The final Section 403(b) regulations require compliance by all subject tax deferred annuity arrangements maintained for the benefit of employees of tax-exempt and governmental organizations.  The general compliance deadline is the first taxable year beginning on or after December 31, 2008, which will typically be January 1, 2009.

While revised plan documents incorporating numerous provisions responsive to the 403(b) final regulations will of course be required, there are a number of related administrative issues involving plan service providers that also need to be considered.  Of primary concern is the requirement that all 403(b) annuity contracts and custodial account agreements comply with separate requirements of the 403(b) final regulations.  Plan administrators and HR staff will have to deal with 403(b) service providers to make sure this requirement is satisfied.  Because the administrative challenge can be substantial, consider each of the following as an outline of action steps to be followed between now and the end of the year to help assure 403(b) compliance:

1.        Determine if all annuity contracts and custodial account agreements incorporate required provisions on (a) vesting, (b) nontransferability, (c) limits on elective deferrals (currently $15,500), (d) minimum required distributions (Code Section 401(a)(9)), (e) direct rollover options for participants, and (f) limits on any permissible annuity contract death benefits.  Also make sure current annuity contracts do not include life insurance or endowment contracts (pre-September 24, 2007 arrangements are grandfathered).

2.        Determine if service providers will assist in the preparation of compliant plan document(s) to assure implementation by December 31, 2008.  No retroactive plan amendments are permitted under the final Section 403(b) regulations, so the revised plan documents must be formally adopted by the compliance deadline, typically December 31, 2008.

3.        Determine if service providers will make written disclosures in accordance with Department of Labor fee disclosure regulations proposed on December 12, 2007 in advance of entering into any service agreement.  These disclosures will assist plan fiduciaries who are charged with determining that the plan pays only fees which are “reasonable” in amount.  Such disclosures include:

(a)        All services provided and, with respect to each service, the compensation and manner of payment (will compensation be billed to the plan or deducted, either directly or indirectly, from plan investments, through “revenue-sharing” with mutual funds or otherwise);

(b)        The identity of any affiliates, subcontractors and any other parties that receive any compensation charged against plan investments or charged on a transactional basis (such as finder’s fees, brokerage commissions and “soft dollar” expenditures) and the amount of such compensation;

(c)        Whether or not the provider (or an affiliate) has a financial, referral or other relationship with a money manager, broker, other client of the provider, other service provider to the plan or any other party that may create a conflict of interest in performing services for the plan;

(d)       A description of any incentive, performance based, float or other contingent compensation that the provider may be able to earn; and

(e)        A disclosure of the provider’s policies or procedures to address conflicts of interest and to prevent those conflicts from being a factor in performing services for the plan.
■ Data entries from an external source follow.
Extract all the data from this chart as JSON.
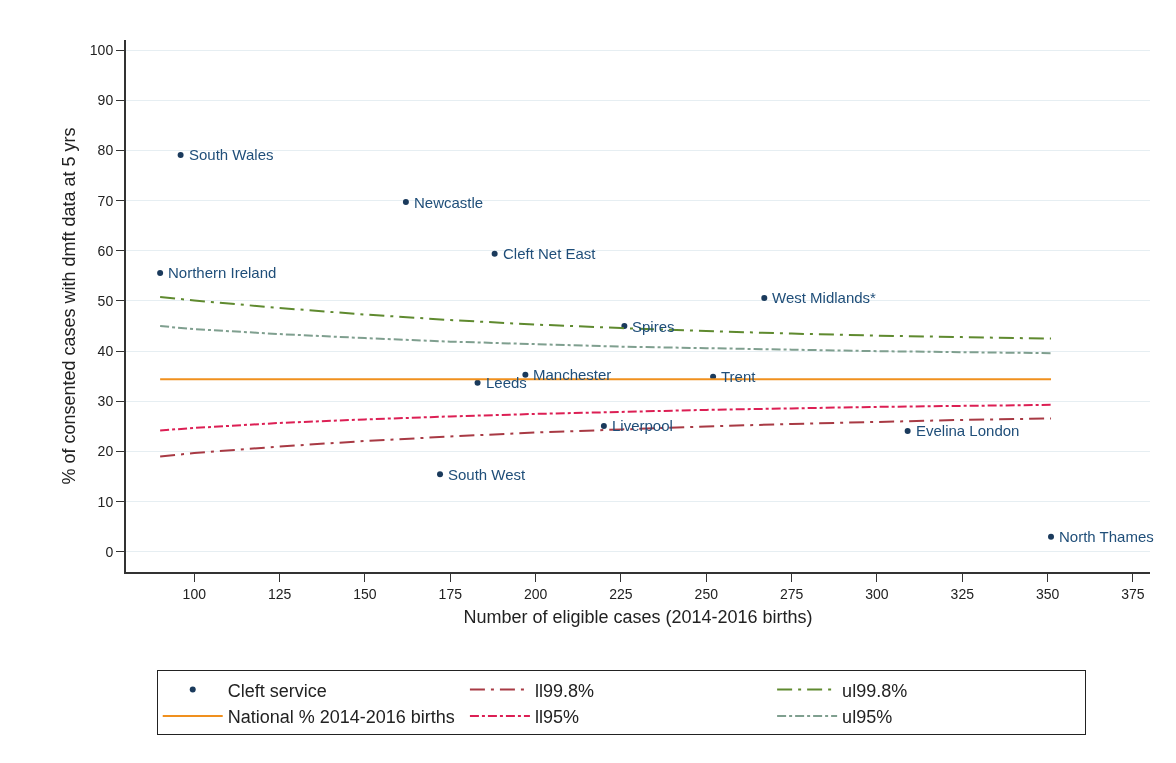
{
  "chart_data": {
    "type": "scatter",
    "xlabel": "Number of eligible cases (2014-2016 births)",
    "ylabel": "% of consented cases with dmft data at 5 yrs",
    "xlim": [
      80,
      380
    ],
    "ylim": [
      -4,
      102
    ],
    "xticks": [
      100,
      125,
      150,
      175,
      200,
      225,
      250,
      275,
      300,
      325,
      350,
      375
    ],
    "yticks": [
      0,
      10,
      20,
      30,
      40,
      50,
      60,
      70,
      80,
      90,
      100
    ],
    "grid": "y",
    "legend": "bottom",
    "series": [
      {
        "name": "Cleft service",
        "marker": "circle",
        "color": "#1a3a5c",
        "x": [
          96,
          162,
          188,
          90,
          267,
          226,
          197,
          183,
          252,
          220,
          309,
          172,
          351
        ],
        "values": [
          79.1,
          69.7,
          59.4,
          55.6,
          50.6,
          45,
          35.3,
          33.7,
          34.9,
          25.1,
          24.1,
          15.5,
          3
        ]
      },
      {
        "name": "ll99.8%",
        "type": "line",
        "line_style": "dashed",
        "color": "#a83a44",
        "x": [
          90,
          100,
          125,
          150,
          175,
          200,
          225,
          250,
          275,
          300,
          325,
          351
        ],
        "values": [
          19.0,
          19.7,
          21.0,
          22.1,
          23.0,
          23.8,
          24.4,
          25.0,
          25.5,
          25.9,
          26.3,
          26.6
        ]
      },
      {
        "name": "ul99.8%",
        "type": "line",
        "line_style": "dashed",
        "color": "#5f8a2f",
        "x": [
          90,
          100,
          125,
          150,
          175,
          200,
          225,
          250,
          275,
          300,
          325,
          351
        ],
        "values": [
          50.8,
          50.1,
          48.6,
          47.3,
          46.2,
          45.3,
          44.6,
          44.0,
          43.5,
          43.1,
          42.8,
          42.5
        ]
      },
      {
        "name": "National % 2014-2016 births",
        "type": "line",
        "line_style": "solid",
        "color": "#f0901e",
        "x": [
          90,
          351
        ],
        "values": [
          34.4,
          34.4
        ]
      },
      {
        "name": "ll95%",
        "type": "line",
        "line_style": "dotted",
        "color": "#dc1f54",
        "x": [
          90,
          100,
          125,
          150,
          175,
          200,
          225,
          250,
          275,
          300,
          325,
          351
        ],
        "values": [
          24.2,
          24.7,
          25.7,
          26.4,
          27.0,
          27.5,
          27.9,
          28.3,
          28.6,
          28.9,
          29.1,
          29.3
        ]
      },
      {
        "name": "ul95%",
        "type": "line",
        "line_style": "dotted",
        "color": "#7f9f8f",
        "x": [
          90,
          100,
          125,
          150,
          175,
          200,
          225,
          250,
          275,
          300,
          325,
          351
        ],
        "values": [
          45.0,
          44.4,
          43.4,
          42.6,
          41.9,
          41.4,
          40.9,
          40.6,
          40.3,
          40.0,
          39.8,
          39.6
        ]
      }
    ],
    "annotations": [
      {
        "text": "South Wales",
        "x": 96,
        "y": 79.1
      },
      {
        "text": "Newcastle",
        "x": 162,
        "y": 69.7
      },
      {
        "text": "Cleft Net East",
        "x": 188,
        "y": 59.4
      },
      {
        "text": "Northern Ireland",
        "x": 90,
        "y": 55.6
      },
      {
        "text": "West Midlands*",
        "x": 267,
        "y": 50.6
      },
      {
        "text": "Spires",
        "x": 226,
        "y": 45
      },
      {
        "text": "Manchester",
        "x": 197,
        "y": 35.3
      },
      {
        "text": "Leeds",
        "x": 183,
        "y": 33.7
      },
      {
        "text": "Trent",
        "x": 252,
        "y": 34.9
      },
      {
        "text": "Liverpool",
        "x": 220,
        "y": 25.1
      },
      {
        "text": "Evelina London",
        "x": 309,
        "y": 24.1
      },
      {
        "text": "South West",
        "x": 172,
        "y": 15.5
      },
      {
        "text": "North Thames",
        "x": 351,
        "y": 3
      }
    ]
  }
}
4.        Determine if service providers will warrant compliance with fee disclosure regulations and the reasonableness of fees in any service agreement, and indemnify employer and other plan fiduciaries with respect to any noncompliance.

5.        Determine if any service provider will assist with the selection and monitoring of plan investment options as the plan’s designated “investment manager.”  Consider engaging a financial institution to serve in this capacity in order to diminish the fiduciary responsibilities of the employer or plan administrator who are otherwise charged with selecting and monitoring plan investment options.

6.        Determine if any service provider is rendering investment advice to participants and, if so, will provider agree to formally act as a fiduciary advisor pursuant to an “eligible investment advice arrangement” including a requirement that the provider render “objective” investment advice not tied to incentive compensation.

7.       Section 403(b) plans subject to ERISA that have 100 or more participants must have an annual financial audit beginning with the 2009 plan year.  This audit will be a component of the plan’s annual report on IRS Form 5500.  Private auditors need to begin compiling comparable data before the end of the 2008 plan year.  Determine if any internal procedures need to be changed to facilitate the compilation of data for purposes of the annual audit.